Before registering to Auto Scaling, we recommend the following:

  1. Use just one tracking metric – Identify if your cluster has CPU- or memory-intensive workloads and use a corresponding predefined metric to define Scaling Policy. We recommend you avoid multiple policies per dimension on the cluster. ElastiCache for Redis Auto scaling will scale out the scalable target if any of the target tracking policies are ready for scale out, but will scale in only if all of the target tracking policies (with the scale-in portion enabled) are ready to scale in. If multiple policies instruct the scalable target to scale out or in at the same time, it scales based on the policy that provides the largest capacity for both scale in and scale out.

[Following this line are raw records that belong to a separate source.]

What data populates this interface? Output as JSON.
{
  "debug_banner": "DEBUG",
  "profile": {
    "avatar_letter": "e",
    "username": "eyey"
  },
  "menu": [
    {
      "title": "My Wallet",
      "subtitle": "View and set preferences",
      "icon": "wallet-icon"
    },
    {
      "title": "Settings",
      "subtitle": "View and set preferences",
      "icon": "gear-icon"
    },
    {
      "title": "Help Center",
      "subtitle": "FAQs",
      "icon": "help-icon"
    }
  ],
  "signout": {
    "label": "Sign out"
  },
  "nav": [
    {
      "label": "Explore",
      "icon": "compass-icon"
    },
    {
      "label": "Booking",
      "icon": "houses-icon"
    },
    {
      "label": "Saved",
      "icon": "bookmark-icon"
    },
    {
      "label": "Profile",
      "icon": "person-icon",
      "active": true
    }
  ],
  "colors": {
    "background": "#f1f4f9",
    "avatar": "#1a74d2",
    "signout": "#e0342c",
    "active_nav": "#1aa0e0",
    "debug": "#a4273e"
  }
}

  2. Use just one dimension – Identify if your cluster has a write- or read-heavy workload and use corresponding dimension(shards/replicas) to define scaling policy. Having policies on multiple dimensions for the same cluster can have repercussions on scaling actions. For example, if you create scaling policies on engine CPU for both shards and replicas, and if a scale-out action is triggered on a shard dimension which adds new shards along with their replicas, this increase in new replicas can impact scaling policy of replica dimension that can trigger scale-in of replicas and vise versa. Avg metric is used across cluster nodes for the Predefined Metrics.

  3. Customized Metrics for Target Tracking – Be cautious when using customized metrics for Target Tracking as Auto scaling is best suited to scale-out/in proportional to change in metrics choosen for the policy. If such metrics that don't change proprtionally to the scaling actions are used for policy creation, it might lead to continous scale-out or scale-in actions which might affect availability or cost.

  4. Scheduled Scaling – If you identify that your workload is deterministic (reaches high/low at a specific time), we recommend using Scheduled Scaling and configure your target capacity according to the need. Target Tracking is best suitable for non-deterministic workloads and for the cluster to operate at the required target metric by scaling out when you need more resources and scaling in when you need less.

  5. Disable Scale-In – Auto scaling on Target Tracking is best suited for clusters with gradual increase/decrease of workloads as spikes/dip in metrics can trigger consecutive scale-out/in oscillations. In order to avoid such oscillations, you can start with scale-in disabled and later you can always manually scale-in to your need.

  6. Test your application – We recommend you test your application with your estimated Min/Max workloads to determine absolute Min,Max shards/replicas required for the cluster while creating Scaling policies to avoid availability issues. Auto scaling can scale out to the Max and scale-in to the Min threshold configured for the target.

  7. Defining Target Value – You can analyze corresponding CloudWatch metrics for cluster utilization over a four-week period to determine the target value threshold. If you are still not sure of of what value to choose, we recommend starting with a minimum supported predefined metric value.

  8. AutoScaling on Target Tracking is best suited for clusters with uniform distribution of workloads across shards/replicas dimension. Having non-uniform distribution can lead to:

    • Scaling when not required due to workload spike/dip on a few hot shards/replicas.

    • Not scaling when required due to overall avg close to target even though having hot shards/replicas.

After registering to AutoScaling, note the following:

  • There are limitations on Auto scaling Supported Configurations, so we recommend you not change configuration of a replication group that is registered for Auto scaling. The following are examples:

    • Manually modifying instance type to unsupported types.

    • Associating the replication group to a Global datastore.

    • Changing ReservedMemoryPercent parameter.

    • Manually increasing/decreasing shards/replicas beyond the Min/Max capacity configured during policy creation.